Built between 1870 and 1875, the Williamsburgh Savings Bank was one of the earliest projects by renowned New York City architect George B. Post, who would later go on to design the New York Stock Exchange and Cornelius Vanderbilt II Mansion, the largest residence in the country at the time. Post’s Beaux-Art exterior serves as one of the earliest examples of the French-inspired Classical Revival Style in America following the Civil War. To aid in his vision of this idyllic space he enlisted the help of renowned architect, designer and artisan Peter B. Wight to execute the building’s interior. The focus of the venue is Wight’s elaborate polychromed 110-foot cast iron dome. Resting on enormous stone arches, the dome encloses oval windows, which allow natural sunlight to flood the space. The vaulted ceiling of the dome features a mural of spear-shaped rays extending out from a central azure cap, which remain the only surviving mural decoration by Wight.

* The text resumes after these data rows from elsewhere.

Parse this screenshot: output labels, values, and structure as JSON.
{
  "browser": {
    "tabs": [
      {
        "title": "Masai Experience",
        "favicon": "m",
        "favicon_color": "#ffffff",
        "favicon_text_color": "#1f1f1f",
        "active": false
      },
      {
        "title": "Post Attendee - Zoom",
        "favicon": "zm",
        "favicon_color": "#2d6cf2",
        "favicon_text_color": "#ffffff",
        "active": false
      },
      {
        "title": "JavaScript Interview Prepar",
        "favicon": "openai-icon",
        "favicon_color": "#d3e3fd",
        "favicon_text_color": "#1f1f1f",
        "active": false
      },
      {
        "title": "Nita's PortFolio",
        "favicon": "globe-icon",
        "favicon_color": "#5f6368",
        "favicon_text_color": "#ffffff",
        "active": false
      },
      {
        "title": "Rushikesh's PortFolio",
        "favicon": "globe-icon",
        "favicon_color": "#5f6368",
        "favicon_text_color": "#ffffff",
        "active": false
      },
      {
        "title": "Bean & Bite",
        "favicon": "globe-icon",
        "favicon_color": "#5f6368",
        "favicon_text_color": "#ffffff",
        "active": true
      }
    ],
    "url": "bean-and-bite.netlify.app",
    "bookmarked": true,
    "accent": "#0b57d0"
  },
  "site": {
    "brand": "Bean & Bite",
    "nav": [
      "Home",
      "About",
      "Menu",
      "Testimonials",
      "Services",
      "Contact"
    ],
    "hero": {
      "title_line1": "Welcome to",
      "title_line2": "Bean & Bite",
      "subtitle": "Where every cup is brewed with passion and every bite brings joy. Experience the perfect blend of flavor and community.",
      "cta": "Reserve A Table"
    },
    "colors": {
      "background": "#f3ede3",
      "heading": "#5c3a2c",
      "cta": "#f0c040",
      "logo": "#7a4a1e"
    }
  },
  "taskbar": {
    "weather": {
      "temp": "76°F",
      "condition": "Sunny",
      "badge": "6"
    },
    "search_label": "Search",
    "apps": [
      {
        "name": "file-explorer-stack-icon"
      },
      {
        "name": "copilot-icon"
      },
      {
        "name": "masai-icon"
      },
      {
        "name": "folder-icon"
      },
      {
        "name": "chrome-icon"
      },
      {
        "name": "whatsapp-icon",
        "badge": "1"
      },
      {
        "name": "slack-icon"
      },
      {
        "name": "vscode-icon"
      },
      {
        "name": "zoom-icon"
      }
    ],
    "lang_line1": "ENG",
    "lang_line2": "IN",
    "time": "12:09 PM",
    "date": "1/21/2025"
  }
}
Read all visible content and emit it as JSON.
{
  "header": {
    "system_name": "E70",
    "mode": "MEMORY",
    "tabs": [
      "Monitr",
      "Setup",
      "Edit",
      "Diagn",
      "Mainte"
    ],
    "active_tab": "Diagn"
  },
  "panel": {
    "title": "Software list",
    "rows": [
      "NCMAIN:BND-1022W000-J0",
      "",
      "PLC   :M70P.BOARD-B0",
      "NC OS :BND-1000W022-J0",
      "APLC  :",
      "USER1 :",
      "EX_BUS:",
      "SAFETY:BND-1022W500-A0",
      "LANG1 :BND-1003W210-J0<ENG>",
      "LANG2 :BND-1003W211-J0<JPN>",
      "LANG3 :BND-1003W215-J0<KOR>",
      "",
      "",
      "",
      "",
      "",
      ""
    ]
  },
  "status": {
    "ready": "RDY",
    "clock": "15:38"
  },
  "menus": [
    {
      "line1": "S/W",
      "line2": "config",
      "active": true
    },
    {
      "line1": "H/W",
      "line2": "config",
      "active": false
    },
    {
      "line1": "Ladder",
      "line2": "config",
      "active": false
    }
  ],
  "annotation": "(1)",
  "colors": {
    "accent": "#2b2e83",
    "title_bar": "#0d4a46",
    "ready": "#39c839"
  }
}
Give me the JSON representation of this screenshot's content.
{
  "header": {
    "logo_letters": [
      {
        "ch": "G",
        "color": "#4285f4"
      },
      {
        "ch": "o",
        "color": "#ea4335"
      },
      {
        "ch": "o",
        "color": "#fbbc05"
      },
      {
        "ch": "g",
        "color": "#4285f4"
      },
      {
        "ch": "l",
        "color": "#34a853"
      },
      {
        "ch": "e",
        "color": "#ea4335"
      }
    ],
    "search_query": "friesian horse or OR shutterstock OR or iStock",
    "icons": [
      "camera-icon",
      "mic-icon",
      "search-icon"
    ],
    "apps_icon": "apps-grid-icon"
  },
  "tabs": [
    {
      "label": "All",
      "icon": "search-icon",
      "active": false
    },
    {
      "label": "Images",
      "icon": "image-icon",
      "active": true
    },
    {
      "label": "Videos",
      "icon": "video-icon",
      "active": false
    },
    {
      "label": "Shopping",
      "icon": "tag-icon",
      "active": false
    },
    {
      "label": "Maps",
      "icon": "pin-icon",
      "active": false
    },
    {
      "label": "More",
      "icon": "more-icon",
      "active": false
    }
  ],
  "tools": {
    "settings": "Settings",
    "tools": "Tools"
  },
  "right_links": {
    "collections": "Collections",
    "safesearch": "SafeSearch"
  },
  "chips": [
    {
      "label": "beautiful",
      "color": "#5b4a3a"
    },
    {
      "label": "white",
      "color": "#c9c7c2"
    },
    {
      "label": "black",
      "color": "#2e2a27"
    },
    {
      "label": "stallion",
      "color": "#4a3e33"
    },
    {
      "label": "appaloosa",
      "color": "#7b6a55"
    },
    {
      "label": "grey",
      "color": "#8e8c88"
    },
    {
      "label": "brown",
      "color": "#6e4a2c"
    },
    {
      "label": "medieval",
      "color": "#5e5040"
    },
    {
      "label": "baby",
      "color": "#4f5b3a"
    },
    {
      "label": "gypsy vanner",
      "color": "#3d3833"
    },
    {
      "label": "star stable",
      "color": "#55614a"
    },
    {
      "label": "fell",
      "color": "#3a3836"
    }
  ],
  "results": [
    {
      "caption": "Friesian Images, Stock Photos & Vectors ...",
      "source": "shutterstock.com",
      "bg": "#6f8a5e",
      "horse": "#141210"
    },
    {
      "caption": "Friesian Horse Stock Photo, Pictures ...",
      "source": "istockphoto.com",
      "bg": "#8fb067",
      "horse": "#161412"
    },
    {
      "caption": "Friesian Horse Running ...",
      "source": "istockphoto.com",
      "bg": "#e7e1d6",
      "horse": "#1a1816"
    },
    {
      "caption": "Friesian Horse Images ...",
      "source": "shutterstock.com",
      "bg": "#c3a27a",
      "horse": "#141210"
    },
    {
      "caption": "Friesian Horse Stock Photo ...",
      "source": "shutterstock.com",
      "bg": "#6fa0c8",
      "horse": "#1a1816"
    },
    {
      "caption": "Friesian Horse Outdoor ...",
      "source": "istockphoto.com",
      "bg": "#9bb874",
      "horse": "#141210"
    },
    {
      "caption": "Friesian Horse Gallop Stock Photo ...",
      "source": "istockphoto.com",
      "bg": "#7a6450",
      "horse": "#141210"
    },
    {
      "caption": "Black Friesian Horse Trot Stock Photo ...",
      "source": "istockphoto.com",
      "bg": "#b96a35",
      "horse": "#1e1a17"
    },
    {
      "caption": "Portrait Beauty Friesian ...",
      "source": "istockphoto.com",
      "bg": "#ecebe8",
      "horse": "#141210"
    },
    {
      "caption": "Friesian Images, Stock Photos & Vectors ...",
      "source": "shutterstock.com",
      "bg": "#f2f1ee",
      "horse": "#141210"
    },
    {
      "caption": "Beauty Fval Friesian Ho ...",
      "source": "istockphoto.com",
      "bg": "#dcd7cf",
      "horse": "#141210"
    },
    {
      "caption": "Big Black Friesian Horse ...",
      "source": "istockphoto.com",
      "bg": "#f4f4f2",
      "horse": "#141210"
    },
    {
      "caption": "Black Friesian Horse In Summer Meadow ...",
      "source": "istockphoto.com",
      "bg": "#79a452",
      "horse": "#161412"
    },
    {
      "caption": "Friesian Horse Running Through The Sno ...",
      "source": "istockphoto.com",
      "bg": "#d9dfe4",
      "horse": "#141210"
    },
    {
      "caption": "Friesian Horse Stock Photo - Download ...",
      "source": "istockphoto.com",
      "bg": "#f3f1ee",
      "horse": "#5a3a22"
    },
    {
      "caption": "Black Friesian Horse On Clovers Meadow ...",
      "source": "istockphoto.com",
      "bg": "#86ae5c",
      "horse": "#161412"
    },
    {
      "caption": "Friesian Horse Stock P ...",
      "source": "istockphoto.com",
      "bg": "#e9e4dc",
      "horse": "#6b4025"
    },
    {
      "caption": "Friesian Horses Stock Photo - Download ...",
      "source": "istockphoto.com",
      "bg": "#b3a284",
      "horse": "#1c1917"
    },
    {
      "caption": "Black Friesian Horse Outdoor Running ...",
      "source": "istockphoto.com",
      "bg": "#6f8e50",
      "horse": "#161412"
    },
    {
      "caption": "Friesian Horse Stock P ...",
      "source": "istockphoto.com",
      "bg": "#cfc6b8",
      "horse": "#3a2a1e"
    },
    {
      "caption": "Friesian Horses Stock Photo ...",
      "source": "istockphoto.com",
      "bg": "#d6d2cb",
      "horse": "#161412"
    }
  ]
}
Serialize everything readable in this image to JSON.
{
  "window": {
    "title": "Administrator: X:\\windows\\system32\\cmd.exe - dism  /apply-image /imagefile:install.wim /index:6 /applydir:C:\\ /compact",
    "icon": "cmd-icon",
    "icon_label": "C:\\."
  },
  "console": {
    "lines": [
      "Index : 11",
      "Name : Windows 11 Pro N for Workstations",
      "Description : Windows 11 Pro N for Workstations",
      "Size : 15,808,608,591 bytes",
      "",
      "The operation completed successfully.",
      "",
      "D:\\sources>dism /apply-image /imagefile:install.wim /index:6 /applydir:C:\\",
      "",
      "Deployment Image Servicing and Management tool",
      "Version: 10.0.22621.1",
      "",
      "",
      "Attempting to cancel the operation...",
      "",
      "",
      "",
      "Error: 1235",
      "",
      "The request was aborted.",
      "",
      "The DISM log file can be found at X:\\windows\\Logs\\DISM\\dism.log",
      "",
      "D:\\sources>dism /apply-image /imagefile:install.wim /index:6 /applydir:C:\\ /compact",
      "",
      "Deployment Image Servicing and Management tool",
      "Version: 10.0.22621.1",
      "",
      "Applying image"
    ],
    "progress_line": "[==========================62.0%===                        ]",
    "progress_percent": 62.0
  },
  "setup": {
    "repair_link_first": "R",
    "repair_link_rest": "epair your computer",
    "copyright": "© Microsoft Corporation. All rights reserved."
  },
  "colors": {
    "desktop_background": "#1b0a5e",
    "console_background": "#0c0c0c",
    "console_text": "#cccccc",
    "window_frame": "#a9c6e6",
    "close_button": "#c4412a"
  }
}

The Bank was intended to act as a haven for working class people to safely invest their money. This “bank for the people” would also serve women and servants who lacked substantial rights. In 1966, the building’s exterior was declared a New York City landmark; the interior followed suit in 1996. The building is also listed in the National Register of Historic Places. It was later acquired by the Republic National Bank in 1989 which subsequently became HSBC. In August 2010, HSBC relocated their Williamsburg branch and put the building on the market.
In November 2010, a group of Brooklyn entrepreneurs purchased the 135-year-old landmark and began a three-year restoration of the historic building, thereby converting it into the five-star event space Weylin.